Komische Oper auf Spitzenniveau: Ein Prinz auf Brautschau, ein Familienvater in finanzieller Not, den Freuden des Alkohols jedoch nicht abgeneigt, drei Schwestern unter Supermodel-Konkurrenzdruck und ein Philosoph als Krisenmanager, das sind die Ingredienzien.

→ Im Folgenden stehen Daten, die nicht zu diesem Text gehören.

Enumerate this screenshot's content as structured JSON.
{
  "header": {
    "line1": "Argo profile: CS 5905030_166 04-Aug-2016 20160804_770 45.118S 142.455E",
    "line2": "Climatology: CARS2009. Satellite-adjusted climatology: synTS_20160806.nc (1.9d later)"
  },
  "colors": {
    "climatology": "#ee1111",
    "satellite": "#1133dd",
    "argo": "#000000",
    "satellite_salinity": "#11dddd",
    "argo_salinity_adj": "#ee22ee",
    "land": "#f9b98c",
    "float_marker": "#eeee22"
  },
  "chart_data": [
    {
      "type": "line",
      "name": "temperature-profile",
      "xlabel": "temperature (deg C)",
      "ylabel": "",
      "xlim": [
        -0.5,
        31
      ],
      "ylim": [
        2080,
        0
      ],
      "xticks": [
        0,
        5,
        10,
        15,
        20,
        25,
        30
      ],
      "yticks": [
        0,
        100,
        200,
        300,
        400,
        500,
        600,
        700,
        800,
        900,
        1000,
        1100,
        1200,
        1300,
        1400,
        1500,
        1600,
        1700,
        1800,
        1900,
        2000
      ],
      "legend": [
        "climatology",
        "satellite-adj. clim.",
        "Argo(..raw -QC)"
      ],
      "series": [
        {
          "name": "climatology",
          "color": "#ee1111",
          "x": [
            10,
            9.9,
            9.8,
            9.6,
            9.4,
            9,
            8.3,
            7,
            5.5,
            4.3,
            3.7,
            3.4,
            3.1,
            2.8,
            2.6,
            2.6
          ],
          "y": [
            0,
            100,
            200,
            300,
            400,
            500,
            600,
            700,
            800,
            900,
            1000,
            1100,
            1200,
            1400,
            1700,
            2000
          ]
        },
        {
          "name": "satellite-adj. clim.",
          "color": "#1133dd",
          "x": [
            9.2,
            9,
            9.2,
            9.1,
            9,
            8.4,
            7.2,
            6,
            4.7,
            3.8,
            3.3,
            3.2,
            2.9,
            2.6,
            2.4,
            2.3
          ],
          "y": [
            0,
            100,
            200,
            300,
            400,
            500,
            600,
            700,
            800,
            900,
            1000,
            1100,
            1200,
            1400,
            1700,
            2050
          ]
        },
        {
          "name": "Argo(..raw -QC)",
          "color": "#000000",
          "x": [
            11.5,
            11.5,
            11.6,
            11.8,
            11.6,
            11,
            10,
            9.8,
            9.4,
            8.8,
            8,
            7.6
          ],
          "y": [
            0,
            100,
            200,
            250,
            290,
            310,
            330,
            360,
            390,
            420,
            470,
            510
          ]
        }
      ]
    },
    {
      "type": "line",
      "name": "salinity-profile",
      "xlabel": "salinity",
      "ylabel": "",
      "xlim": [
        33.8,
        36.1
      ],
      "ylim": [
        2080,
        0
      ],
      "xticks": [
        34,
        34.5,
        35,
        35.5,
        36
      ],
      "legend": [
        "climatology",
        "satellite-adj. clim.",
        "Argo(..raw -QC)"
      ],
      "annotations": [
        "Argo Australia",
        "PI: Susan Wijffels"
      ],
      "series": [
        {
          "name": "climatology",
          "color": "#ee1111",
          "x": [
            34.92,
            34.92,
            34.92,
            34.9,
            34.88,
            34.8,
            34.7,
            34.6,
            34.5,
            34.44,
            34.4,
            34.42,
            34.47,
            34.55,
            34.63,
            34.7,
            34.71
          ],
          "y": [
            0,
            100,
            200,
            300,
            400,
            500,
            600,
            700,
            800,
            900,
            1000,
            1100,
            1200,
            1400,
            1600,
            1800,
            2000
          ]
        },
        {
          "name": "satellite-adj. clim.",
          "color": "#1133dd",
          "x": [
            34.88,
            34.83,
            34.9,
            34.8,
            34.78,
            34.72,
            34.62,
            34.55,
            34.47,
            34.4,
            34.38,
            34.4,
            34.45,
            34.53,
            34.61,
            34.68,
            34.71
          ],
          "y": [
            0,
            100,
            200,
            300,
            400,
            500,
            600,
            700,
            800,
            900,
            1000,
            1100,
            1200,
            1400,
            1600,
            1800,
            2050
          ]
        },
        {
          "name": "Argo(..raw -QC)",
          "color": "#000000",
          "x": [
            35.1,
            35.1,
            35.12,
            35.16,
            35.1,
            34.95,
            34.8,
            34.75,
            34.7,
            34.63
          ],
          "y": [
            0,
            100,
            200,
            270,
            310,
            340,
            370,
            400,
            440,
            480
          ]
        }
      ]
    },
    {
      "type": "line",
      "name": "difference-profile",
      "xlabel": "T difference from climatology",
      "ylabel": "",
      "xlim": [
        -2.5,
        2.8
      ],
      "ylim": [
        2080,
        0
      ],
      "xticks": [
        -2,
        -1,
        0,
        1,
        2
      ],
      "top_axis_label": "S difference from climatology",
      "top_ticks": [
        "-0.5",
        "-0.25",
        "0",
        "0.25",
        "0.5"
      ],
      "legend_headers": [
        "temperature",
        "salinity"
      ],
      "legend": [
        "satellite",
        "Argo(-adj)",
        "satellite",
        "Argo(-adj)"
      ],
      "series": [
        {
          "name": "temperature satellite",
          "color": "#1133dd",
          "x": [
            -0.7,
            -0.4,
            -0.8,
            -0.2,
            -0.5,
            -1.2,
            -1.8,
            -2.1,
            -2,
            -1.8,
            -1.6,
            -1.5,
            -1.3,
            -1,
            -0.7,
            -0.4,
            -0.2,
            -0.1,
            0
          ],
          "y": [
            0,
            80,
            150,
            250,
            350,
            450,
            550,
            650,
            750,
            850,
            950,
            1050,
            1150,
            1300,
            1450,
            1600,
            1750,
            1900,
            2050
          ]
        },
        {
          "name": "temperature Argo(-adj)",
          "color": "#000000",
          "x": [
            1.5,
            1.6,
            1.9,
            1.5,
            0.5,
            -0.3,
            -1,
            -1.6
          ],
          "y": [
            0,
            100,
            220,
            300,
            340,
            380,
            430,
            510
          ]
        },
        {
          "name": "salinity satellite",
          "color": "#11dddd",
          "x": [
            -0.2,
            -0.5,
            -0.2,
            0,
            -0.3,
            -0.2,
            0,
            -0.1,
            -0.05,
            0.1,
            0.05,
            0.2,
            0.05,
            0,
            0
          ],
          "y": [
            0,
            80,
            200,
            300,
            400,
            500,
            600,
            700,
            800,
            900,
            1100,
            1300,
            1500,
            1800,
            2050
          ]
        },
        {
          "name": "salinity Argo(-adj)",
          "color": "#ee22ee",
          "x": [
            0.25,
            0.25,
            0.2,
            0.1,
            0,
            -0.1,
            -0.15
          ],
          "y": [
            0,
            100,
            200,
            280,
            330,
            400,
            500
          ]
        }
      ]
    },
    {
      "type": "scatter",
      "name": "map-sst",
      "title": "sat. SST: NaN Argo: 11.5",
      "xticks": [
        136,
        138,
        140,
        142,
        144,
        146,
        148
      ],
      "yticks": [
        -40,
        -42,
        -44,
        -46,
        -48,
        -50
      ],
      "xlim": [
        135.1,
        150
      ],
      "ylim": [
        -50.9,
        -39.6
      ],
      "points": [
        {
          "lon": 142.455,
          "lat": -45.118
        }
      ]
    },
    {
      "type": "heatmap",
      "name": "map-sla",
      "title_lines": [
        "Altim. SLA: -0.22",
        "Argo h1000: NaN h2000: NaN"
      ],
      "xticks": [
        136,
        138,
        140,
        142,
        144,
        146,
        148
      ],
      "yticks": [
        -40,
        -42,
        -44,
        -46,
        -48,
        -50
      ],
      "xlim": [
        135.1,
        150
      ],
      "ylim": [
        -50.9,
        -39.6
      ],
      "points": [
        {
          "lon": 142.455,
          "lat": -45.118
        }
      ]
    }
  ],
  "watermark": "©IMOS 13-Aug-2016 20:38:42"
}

La Cenerentola | Komische Oper in zwei Akten von Gioacchino Rossini | Text von Jacopo Ferretti, nach Charles Perrault | Inszenierung: Sam Brown | Musikalische Leitung: Howard Arman | Choreografie: Bert Uyttenhove | Italienisch mit deutschen Übertiteln | Luzerner Theater | bis 13. Dezember 2013

Kritik
Es gibt sie also noch, die Opernabende, die man ungetrübt geniessen kann … Dem Luzerner Theater ist ein solcher Abend geglückt. Es folgt ein virtuoser Ballwechsel nach dem anderen – im wörtlichen wie im übertragenen Sinne. Jede Geste, jede Regung, jede Koloratur wird auf den musikalischen Punkt genau mit unglaublicher Lebendigkeit und Natürlichkeit eingesetzt, in einen Ablauf und eine Choreografie eingebunden, die einem vor lauter Präzision und Spiellust manchmal den Atem stocken lassen. Die Inspiration zur Aktion kommt stets aus und von der Musik Rossinis, sie wirkt nie aufgesetzt oder peinlich. Der musikalische spritus rector der Aufführung ist Howard Arman. Er hat die Fäden souverän in der Hand, spinnt ein Gewebe, das sowohl feinsinnig als auch deftig und süffisant sein kann. Als Angiolina (Cenerentola) erlebt man Marie-Luise Dressen in einer Partie, die ihr auf den Leib und die Stimme geschrieben scheint, prall und doch mit samtenem Dunkel im Timbre.
Ausführliche Kritik auf oper-aktuell

Sieg und Niederlage
Pingpong ist ein Spiel: Ein Ball geht rasant hin und her zwischen zwei Gegnern, die versuchen sich gegenseitig auszutricksen. Das ist in einer guten Komödie nicht anders. Der britische Regisseur Sam Brown fügt beides zusammen und lässt dazu noch virtuos singen. Seine Inszenierung dieser komischen Oper rückt Tischtennis ins Zentrum des Geschehens, es entscheidet über Sieg und Niederlage, Aufstieg und Fall.

Echt empfundene Gefühle
Der Librettist Jacopo Ferretti griff für den Komponisten auf das Märchen «Aschenputtel» in der Version von Charles Perrault (1697) zurück, arbeitete die Vorlage aber entscheidend um. So konzentrierte er sich unter Verzicht auf alle übernatürlichen Elemente weniger auf die Suche des Prinzen nach der passenden Frau fürs Leben als vielmehr auf die Ausarbeitung profilierter Nebenfiguren, die neben dem eher naiv-sentimental gezeichneten Hauptpaar die eigentliche Komik in bester Commedia-dell-arte-Manier übernehmen. Rossini schrieb zu dieser turbulenten Screwball Comedy eine abwechslungsreiche bunte Musik, die der Klamotte ebenso Raum gibt wie den Momenten echt empfundener Gefühle. So zählt dieses Meisterwerk, das die anspruchsvollste, vielseitigste Koloraturpartie im Schaffen des Komponisten enthält, zu den unbestrittenen Höhepunkten der Gattung.

Fazit:
Auf nach Luzern!!! Eine vor Witz nur so sprühende Aufführung, spritzig und musikalisch mit grösstmöglicher Sorgfalt gestaltet, umgesetzt von einem Ensemble, das an sängerischer Kunstfertigkeit und darstellerischer Wucht keine Wünsche offen lässt.